Though it may come across as shallow at first, the depth of Yoshimoto’s minimalism reveals itself days after you finish reading. When I got to the last page of The Lake, I felt largely unsatisfied, but a month later, I find myself returning to the book with some regularity. Even at fewer than 150 pages, The Lake will haunt you.

Read If You Like: Haruki Murakami novels without magical realism.

The Gospel of Anarchy by Justin Taylor

In high school, a friend lent me a copy of Days of War, Nights of Love, a manifesto from the anarchist group CrimethInc. Even as a high school student, I remember finding the rejection of, well, everything to be idealistic and somewhat naive.

The Gospel of Anarchy is a novel based loosely around followers of these ideals. Set at the end of the ‘90s, the book follows a group of disaffected twenty-somethings as their beliefs evolve from a rejection of capitalism (ie. dumpster diving for gyros) to adopting a full anarchist-Christian doctrine (later photocopied into a zine, called the Good Zine). Justin Taylor, who penned the wonderful short story collection Everything Here is the Best Thing Ever, brings the same vulnerable, aimless lives to The Gospel of Anarchy (although admittedly even at full novel length, they seem a little less fleshed out).

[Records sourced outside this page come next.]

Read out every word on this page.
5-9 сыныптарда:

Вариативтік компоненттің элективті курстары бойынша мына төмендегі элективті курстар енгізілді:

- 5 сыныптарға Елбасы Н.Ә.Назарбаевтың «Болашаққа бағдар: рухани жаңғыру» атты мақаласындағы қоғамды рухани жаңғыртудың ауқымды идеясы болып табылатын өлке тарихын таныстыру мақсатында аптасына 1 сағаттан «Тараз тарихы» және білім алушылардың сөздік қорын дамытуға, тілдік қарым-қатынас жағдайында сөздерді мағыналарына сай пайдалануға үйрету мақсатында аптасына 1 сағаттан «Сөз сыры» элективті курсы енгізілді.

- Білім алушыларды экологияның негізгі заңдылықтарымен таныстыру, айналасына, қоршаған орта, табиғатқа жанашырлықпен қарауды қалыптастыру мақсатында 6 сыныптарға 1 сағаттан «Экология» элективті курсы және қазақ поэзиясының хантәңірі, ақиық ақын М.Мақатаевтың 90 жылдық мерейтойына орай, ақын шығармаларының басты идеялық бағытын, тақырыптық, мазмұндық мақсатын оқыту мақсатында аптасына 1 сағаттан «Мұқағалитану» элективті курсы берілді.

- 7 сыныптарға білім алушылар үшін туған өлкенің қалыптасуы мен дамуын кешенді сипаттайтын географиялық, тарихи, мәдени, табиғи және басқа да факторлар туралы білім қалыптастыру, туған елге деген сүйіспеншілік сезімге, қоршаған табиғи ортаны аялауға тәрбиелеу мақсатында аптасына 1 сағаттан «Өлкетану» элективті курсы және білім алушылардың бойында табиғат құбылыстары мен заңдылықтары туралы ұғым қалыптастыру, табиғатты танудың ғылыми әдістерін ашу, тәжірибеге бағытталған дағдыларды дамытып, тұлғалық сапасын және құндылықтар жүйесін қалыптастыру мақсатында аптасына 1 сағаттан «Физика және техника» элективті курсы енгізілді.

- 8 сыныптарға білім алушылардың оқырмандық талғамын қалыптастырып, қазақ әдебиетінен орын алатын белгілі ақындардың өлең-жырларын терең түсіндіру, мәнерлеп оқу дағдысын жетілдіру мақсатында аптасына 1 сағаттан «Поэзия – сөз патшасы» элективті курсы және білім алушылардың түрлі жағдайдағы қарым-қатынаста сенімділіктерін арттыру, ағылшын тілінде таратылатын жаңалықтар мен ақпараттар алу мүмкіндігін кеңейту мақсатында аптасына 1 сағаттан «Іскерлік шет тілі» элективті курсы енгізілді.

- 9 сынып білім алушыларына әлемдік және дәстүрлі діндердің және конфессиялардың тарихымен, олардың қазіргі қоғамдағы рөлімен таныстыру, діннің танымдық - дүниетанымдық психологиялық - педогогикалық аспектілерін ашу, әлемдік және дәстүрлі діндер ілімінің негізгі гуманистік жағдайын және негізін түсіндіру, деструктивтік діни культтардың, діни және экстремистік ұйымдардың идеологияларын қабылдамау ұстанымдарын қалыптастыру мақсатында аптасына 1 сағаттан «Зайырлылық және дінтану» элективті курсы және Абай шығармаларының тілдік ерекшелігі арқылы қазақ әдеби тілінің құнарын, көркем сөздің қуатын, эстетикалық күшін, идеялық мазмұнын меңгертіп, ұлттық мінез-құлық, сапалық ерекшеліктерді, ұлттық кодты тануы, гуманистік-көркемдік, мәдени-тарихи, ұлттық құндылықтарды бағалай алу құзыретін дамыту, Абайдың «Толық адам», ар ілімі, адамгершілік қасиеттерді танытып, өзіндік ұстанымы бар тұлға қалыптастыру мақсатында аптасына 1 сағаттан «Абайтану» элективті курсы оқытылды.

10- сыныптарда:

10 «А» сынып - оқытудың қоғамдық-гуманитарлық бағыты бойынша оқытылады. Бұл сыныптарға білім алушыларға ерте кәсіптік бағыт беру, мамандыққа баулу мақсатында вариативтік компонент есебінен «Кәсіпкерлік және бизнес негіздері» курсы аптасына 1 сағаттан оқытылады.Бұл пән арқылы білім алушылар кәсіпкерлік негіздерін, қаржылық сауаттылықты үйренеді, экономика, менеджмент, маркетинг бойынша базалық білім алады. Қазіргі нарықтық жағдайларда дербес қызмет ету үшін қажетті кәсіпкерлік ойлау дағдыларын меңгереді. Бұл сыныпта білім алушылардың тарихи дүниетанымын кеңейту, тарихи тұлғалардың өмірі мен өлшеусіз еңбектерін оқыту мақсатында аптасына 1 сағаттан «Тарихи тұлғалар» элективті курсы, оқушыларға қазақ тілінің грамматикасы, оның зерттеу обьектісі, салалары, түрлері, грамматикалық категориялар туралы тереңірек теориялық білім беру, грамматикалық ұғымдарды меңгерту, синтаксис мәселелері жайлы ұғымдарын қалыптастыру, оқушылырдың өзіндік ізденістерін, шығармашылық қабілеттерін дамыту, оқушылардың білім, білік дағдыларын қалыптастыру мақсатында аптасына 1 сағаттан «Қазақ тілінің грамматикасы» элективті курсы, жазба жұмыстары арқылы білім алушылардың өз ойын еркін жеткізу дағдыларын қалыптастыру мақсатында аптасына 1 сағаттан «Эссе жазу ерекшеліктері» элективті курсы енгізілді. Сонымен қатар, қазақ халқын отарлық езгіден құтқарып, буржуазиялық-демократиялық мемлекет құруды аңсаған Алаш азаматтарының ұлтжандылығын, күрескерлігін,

Taylor never comes down firmly on rejecting the dogma of his characters — though he clearly doesn’t endorse it. But like punk music, it’s less about the message and more about the feeling. Though digging through the trash for gyros and the worship of a homeless man seem like far-fetched scenarios, Taylor succeeds in writing a convincing novel about rebellious youth.

Read If You Like: Characters in Tao Lin books, sans Gmail chat.